A Alan García no le convenía tener a un aprista como presidente interino, porque eso arrojaría sospechas de una posible manipulación de las elecciones a su favor. Flores Aráoz era ideal, porque pertenecía al PPC, partido de quien probablemente sería su principal rival, Lourdes Flores, pero que a la vez estaba enfrentado con ella por el liderazgo del PPC. Además, el ego colosal de García no toleraba otro presidente aprista, aunque sea interino.
Así, se suponía que Flores Aráoz jugaría un rol similar al que desempeñó Valentín Paniagua luego de la caída de Alberto Fujimori.

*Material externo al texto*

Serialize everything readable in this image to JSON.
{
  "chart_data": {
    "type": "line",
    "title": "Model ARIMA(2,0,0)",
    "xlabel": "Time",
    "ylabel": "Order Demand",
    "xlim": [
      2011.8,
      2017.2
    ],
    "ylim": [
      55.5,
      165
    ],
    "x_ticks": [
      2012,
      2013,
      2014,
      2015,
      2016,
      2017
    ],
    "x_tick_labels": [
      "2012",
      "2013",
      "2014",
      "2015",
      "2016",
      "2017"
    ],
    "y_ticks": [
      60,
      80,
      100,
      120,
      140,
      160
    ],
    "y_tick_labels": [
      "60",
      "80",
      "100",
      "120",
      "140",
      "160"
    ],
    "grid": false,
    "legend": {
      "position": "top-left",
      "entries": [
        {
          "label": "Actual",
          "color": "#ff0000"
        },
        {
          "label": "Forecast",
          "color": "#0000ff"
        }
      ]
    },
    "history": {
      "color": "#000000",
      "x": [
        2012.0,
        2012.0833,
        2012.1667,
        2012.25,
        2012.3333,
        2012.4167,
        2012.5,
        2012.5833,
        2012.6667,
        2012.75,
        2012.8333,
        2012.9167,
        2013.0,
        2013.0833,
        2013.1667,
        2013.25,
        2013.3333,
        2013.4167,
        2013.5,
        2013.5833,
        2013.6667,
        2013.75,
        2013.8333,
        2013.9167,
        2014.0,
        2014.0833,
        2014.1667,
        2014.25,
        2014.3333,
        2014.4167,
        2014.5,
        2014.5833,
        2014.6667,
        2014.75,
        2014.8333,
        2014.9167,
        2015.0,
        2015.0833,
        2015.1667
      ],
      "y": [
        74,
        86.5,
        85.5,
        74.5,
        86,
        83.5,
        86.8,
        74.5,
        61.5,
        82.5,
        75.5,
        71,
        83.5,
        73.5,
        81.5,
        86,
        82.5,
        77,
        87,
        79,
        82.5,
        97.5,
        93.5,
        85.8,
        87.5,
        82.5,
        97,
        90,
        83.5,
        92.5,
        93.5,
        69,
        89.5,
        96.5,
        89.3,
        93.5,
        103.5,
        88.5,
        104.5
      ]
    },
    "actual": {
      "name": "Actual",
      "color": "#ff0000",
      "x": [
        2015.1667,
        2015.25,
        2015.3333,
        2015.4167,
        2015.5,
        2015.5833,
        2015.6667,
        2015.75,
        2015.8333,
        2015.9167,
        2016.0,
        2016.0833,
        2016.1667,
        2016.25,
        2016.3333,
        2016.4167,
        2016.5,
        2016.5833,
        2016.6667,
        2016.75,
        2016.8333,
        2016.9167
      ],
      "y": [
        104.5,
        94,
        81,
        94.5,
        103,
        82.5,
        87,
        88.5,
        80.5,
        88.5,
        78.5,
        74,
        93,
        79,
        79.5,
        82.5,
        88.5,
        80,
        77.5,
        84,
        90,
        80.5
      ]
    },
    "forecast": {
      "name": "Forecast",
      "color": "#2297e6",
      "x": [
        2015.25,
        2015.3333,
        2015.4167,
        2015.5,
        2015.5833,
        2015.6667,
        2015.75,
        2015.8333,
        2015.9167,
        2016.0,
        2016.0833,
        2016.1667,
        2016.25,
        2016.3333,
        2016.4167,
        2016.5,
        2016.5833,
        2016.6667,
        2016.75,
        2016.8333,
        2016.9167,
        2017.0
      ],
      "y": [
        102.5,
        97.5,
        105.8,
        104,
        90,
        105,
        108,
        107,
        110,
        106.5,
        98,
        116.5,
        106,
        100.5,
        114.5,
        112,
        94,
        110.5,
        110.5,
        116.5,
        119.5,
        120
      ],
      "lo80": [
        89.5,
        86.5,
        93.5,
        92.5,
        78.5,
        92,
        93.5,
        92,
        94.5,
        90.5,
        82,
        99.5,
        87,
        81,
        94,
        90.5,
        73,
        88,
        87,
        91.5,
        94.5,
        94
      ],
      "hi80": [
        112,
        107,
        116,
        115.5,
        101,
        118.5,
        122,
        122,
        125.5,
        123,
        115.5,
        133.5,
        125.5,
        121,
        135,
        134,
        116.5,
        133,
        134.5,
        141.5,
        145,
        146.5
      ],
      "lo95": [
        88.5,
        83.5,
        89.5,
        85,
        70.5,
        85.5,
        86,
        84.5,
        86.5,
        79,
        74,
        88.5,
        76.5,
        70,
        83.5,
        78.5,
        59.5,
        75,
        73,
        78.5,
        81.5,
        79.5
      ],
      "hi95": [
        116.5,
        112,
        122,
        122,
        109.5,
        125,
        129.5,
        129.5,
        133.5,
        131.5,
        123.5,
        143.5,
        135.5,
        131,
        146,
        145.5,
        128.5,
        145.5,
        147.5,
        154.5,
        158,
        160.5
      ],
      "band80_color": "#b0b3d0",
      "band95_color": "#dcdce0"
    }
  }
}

Esta parte de la estrategia aprista funcionó y el 27 de julio del 2004 se instaló esa mesa directiva del Congreso. Lo que falló fue la movilización callejera, los disturbios. El 14 de julio la CGTP y otras organizaciones decretaron un paro nacional, que sería el inicio de una revuelta popular.
Significativamente el Apra respaldó abiertamente el paro nacional de su archirrival la CGTP, y el mismo Alan García salió a las calles para asumir el liderazgo de las movilizaciones que acabarían con Toledo, imitando al mismo Toledo que había encabezado las manifestaciones contra Fujimori.
Lo que no calculó García es que a esas alturas la gente ya estaba harta de huelgas y revueltas. La economía ya estaba creciendo y el pueblo lo que quería era tranquilidad. El paro fue un fracaso total.
De esa manera, mientras Mario Huamán de la CGTP llamaba a derrocar a Toledo ante una raleada manifestación en la plaza Dos de Mayo, Alan García obtuvo una imagen que dio la vuelta al mundo, desahogando su frustración con una soberana patada en el fundillo de Jesús Lora.
El fracaso obligó a García a desistir de su propósito y se resignó a esperar el 2006. Como ya no le interesaba el control del Congreso, la siguiente elección de la mesa directiva la ganó otra vez el oficialismo.
Hoy día García y el Apra juegan también a acortar el mandato de una autoridad elegida, la alcaldesa de Lima. Aunque el mecanismo es legal, su propósito, como antes, solo tiene un objetivo, ayudar a García a regresar al poder.